Harvey Weinstein Jury Requests to See Evidence During Start of Deliberation

The jury in the Harvey Weinstein trial asked to be shown the blueprints of his Soho apartment, and some Weinstein emails in which certain accusers’ names were highlighted.

The 12-person panel began deliberating earlier on Tuesday morning, after Justice James Burke read them instructions.

Weinstein is accused of sexually assaulting Miriam Haley at the Soho apartment in 2006. He also allegedly raped another witness, Tarale Wulff, at the apartment in 2005.

The jurors appeared to also be asking for emails that Weinstein sent to Sam Anson, a private investigator, which included a “red flag list” of potential accusers to investigate. Actress Annabella Sciorra was on the list, and her name was highlighted in red, Anson testified. Anson said he ultimately did not perform the investigation.

The prosecution and defense conferred with the judge about the request, and they agreed to provide the items to the jurors.

Earlier, the jury asked for guidance in understanding the five-count verdict form.
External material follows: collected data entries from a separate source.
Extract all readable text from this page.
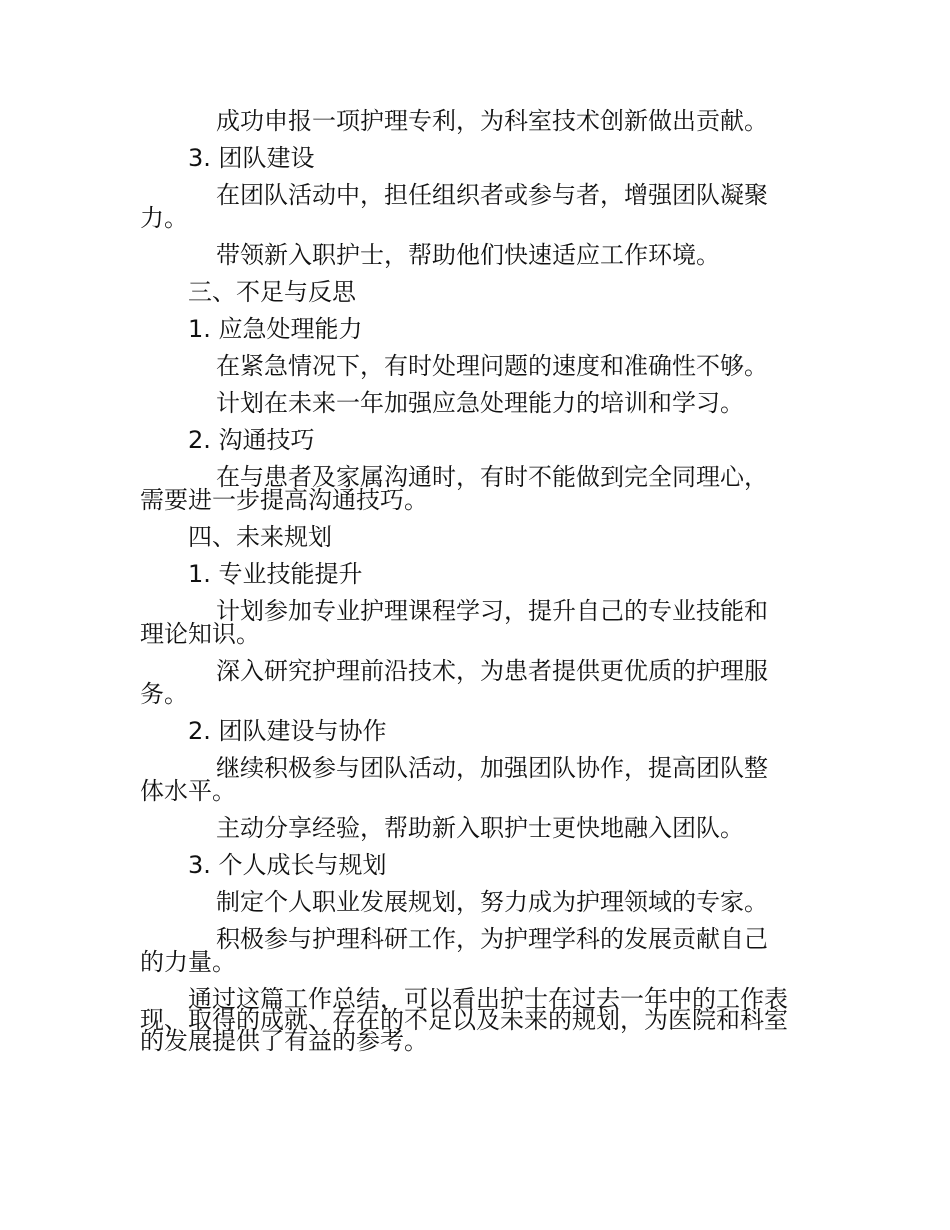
成功申报一项护理专利，为科室技术创新做出贡献。

3. 团队建设

在团队活动中，担任组织者或参与者，增强团队凝聚

力。

带领新入职护士，帮助他们快速适应工作环境。

三、不足与反思

1. 应急处理能力

在紧急情况下，有时处理问题的速度和准确性不够。

计划在未来一年加强应急处理能力的培训和学习。

2. 沟通技巧

在与患者及家属沟通时，有时不能做到完全同理心，

需要进一步提高沟通技巧。

四、未来规划

1. 专业技能提升

计划参加专业护理课程学习，提升自己的专业技能和

理论知识。

深入研究护理前沿技术，为患者提供更优质的护理服

务。

2. 团队建设与协作

继续积极参与团队活动，加强团队协作，提高团队整

体水平。

主动分享经验，帮助新入职护士更快地融入团队。

3. 个人成长与规划

制定个人职业发展规划，努力成为护理领域的专家。

积极参与护理科研工作，为护理学科的发展贡献自己

的力量。

通过这篇工作总结，可以看出护士在过去一年中的工作表

现、取得的成就、存在的不足以及未来的规划，为医院和科室

的发展提供了有益的参考。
Weinstein is facing two charges of “predatory sexual assault,” which allege that he is a repeat offender. Those accusations stem from three women: Jessica Mann, Haley and Sciorra. Mann alleges that Weinstein raped her in a hotel room in March 2013. Haley alleges that he forcibly performed oral sex on her in 2006, and Sciorra accuses him of raping her in late 1993 or early 1994.

Sciorra’s allegation was too old to be prosecuted on its own, but her allegation is being used to prove that Weinstein has repeatedly committed violent sexual offenses.

If Weinstein is acquitted on either the predatory sexual assault charges, the jury will then have to consider whether he is guilty of “lesser included” offenses, including either first- or third-degree rape and first-degree criminal sexual acts.

The judge also allowed testimony from three other “prior bad acts” witnesses — Tarale Wulff, Dawn Dunning and Lauren Young — all of whom have accused Weinstein of sexual assault or rape. Their testimony is being used to establish a pattern of sexual misconduct.

If he is convicted of the most serious charges, Weinstein could face a sentence of 10 years to life in prison. The lesser charges — of first-degree rape and criminal sex acts — carry potential sentences of 5 to 25 years. Third-degree rape carries a maximum sentence of four years.

Weinstein is also facing four charges of rape and sexual assault in Los Angeles.